The ballet itself has a long, storied history. A commission by gay producer Sergei Diaghilev, founder of the Ballet Russes, the score was written by Igor Stravinsky and the original choreography was done by gay ballet great Vaslav Nijinsky.

When it debuted in Paris in 1913, the audience was so upset by the jarring score and the angular movement that it nearly started a riot.

With the gift of hindsight, it is considered one of the greatest pieces of music written in the 20th century and Nijinsky’s four ballets for Ballet Russes, including “Rite of Spring,” are thought of as the basis for modern dance.

In the late 1980s, Chicago’s Joffrey Ballet tried to reconstruct Nijinsky’s work, which tells the story of a group of pagans committing a human sacrifice. A number of other choreographers — including the great Pina Bausch — have set movement to the work.

Glen Tetley created a successful work in 1974 in Germany that debuted in the United States two years later with Mikhail Baryshnikov in the lead. The Tetley version just had a revival in Seattle with the Pacific Northwest Ballet last month.

“My concern is that they would influence me too much … but I don’t think [they] have at all,” McIntyre says of his new version.

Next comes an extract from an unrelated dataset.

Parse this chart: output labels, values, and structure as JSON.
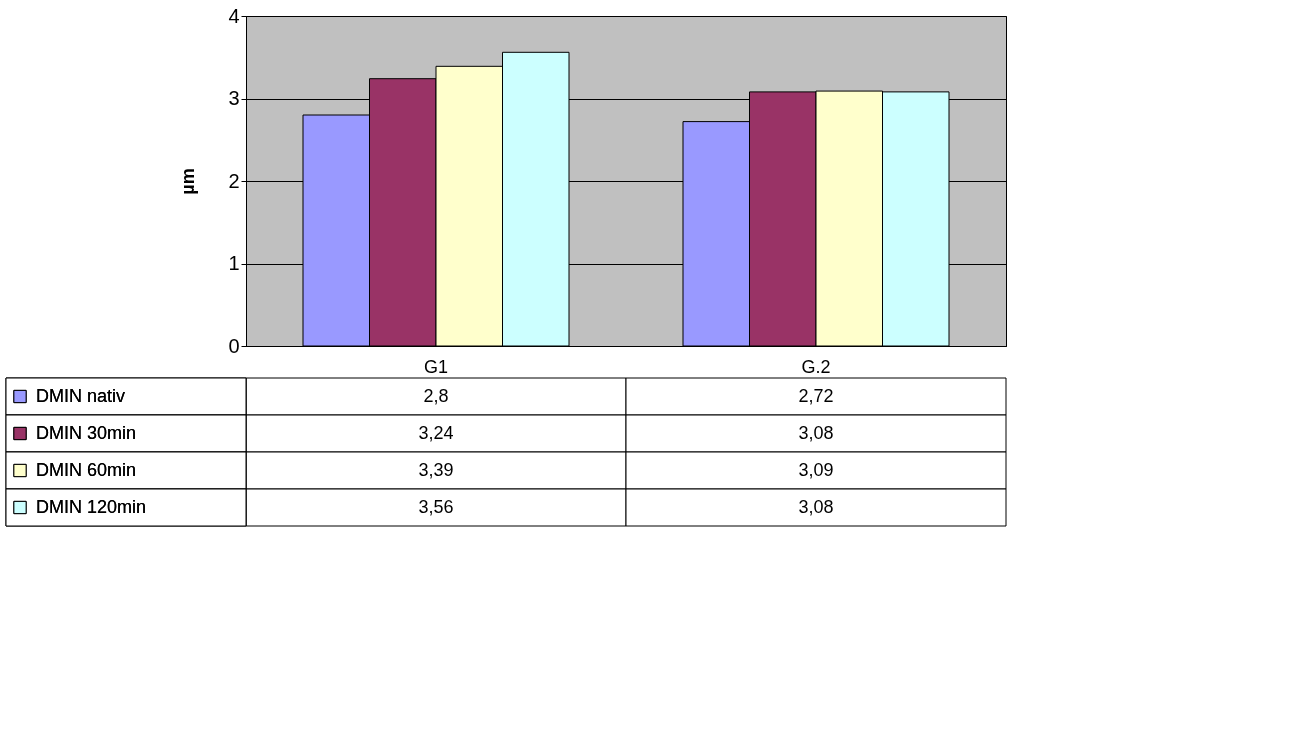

“Whenever I hear in rehearsals about a ballet that is really provocative, it has turned out to be really successful,” Webre says about McIntyre’s latest work. “So far I’ve heard about a lesbian scene, male semi-nudity, a rape and matricide, so I’m cautious. But I’m confident Trey can pull it all off and reach the audience in a compelling way.”

McIntyre says he started by creating a cast of characters for the narrative of the ballet and, after listening to the score and setting the characters in motion, both the story and the movement came naturally.

The story involves a central woman who has been forced by her domineering mother into accepting an engagement to a man she doesn’t love. The ballet is set at her engagement party (hence the gowns on the dancers) where the woman’s true love, a member of her staff, is working.

“It’s that pull between being who you are and being a slave to duty and privilege and social status and the havoc that is wreaked by not being true to yourself,” he says.

Those sound like themes that would be important to any gay man or woman. McIntyre caused waves in 2000 with “Blue in June,” his first work for the Washington Ballet, in which the central love duet was between two men.

Webre, who started at the company in 1999, was skeptical about putting on something so provocative so early in his tenure. “I was nervous about that premiere,” he says, “but it was the hit of the season.”

But that is less of a big deal today.

“People were always surprised that there would be people of the same sex manipulating each other on stage,” he says. “People have stopped calling my attention to that, so I think it’s less of a novelty now. It’s now more accepted. It’s just part of the vocabulary.”

McIntyre says he wishes that he could incorporate more gay themes into his work. “If I were going to be as truly honest as an artist as I want to, then all the relationships would be about gay relationships, because that’s what I have,” he says.